Personne n’est illégal !
Là où il y criminel il y a possibilité d’arrêter le crime. Au moins en le désarmant. L’arme du crime, ce sont les frontières. Ouvrez les frontières, donnez des visas, affrétez des bateaux, laissez monter librement dans les avions et, du jour au lendemain, l’hécatombe s’arrêtera.

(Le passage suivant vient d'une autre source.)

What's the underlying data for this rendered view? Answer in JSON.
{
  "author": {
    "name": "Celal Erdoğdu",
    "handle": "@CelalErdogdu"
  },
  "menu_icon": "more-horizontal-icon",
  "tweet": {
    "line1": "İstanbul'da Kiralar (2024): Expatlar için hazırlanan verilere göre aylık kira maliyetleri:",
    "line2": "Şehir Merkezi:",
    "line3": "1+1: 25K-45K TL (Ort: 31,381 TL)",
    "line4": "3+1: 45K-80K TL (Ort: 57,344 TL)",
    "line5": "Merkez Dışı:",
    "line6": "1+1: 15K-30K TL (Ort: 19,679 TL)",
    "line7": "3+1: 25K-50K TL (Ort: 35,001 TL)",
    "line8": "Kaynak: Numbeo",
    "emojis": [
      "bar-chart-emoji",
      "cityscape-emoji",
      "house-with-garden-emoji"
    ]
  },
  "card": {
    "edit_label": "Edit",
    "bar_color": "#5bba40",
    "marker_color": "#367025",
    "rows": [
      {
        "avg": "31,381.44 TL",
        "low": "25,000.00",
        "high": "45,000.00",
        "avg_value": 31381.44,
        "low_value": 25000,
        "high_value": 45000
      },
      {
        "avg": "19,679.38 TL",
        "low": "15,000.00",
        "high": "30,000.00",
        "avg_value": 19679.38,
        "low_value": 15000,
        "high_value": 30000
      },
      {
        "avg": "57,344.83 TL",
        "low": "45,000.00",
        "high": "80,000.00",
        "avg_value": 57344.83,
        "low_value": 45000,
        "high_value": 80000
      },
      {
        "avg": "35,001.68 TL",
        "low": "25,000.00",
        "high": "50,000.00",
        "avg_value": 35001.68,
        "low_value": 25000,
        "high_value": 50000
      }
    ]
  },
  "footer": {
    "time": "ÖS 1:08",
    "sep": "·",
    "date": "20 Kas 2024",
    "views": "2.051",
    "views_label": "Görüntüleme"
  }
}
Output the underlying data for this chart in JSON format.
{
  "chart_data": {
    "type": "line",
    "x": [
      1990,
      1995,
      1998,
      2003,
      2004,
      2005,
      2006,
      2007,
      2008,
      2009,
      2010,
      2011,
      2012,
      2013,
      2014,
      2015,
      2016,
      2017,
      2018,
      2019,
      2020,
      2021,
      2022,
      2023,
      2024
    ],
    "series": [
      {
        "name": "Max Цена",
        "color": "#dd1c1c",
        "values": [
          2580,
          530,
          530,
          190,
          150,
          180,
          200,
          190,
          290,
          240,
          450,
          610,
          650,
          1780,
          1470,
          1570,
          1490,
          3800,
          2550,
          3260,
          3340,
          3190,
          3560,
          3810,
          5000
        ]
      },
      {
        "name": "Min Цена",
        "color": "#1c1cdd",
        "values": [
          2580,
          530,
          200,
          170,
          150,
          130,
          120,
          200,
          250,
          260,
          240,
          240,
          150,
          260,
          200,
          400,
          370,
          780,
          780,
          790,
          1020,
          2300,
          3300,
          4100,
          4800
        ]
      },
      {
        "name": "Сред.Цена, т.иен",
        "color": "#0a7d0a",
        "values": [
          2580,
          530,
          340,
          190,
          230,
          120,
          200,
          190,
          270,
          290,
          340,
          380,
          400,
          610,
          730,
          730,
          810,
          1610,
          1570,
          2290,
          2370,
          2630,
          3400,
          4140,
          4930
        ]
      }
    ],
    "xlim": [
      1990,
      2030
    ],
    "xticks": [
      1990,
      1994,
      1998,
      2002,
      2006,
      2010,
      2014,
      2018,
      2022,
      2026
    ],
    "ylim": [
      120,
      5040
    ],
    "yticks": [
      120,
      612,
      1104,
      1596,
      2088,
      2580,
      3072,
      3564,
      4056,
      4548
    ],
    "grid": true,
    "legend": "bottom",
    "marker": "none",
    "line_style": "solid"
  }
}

C’est plus compliqué que cela ? S’il s’agit des intérêts de l’ordre existant et des puissants, bien sûr. Après tout, s’il n’y a pas de problème réel avec les flux migratoires, la rationalité des politiques contre les migrantEs doit avoir d’autres bases. Et les conflits croissants entre États, le développement d’États policiers et sécuritaires aux quatre coins du monde, les tensions militaires, la montée des nationalismes ne sont pas sans lien avec les politiques anti-migratoires.
C’est plus compliqué que cela ? S’il s’agit d’arrêter les mortEs, non. C’est même très simple, très efficace et les autres « solutions » ne sont que des moyens de laisser le crime se perpétuer. De laisser la rationalité des puissants nous broyer tous et toutes.
Nous serons à Calais le 7 juillet, au côté des sans-papiers et des migrantEs et avec la marche solidaire, pour exiger l’ouverture de la frontière. Nous marcherons, dans tout le pays, le 14 juillet, pour la fermeture des centres de rétention. Nous serons au côté de la famille d’Adama le 21 juillet contre les crimes racistes et policiers.
Pour ouvrir les frontières. Pour sauver des vies. Pour sauver notre humanité et notre avenir.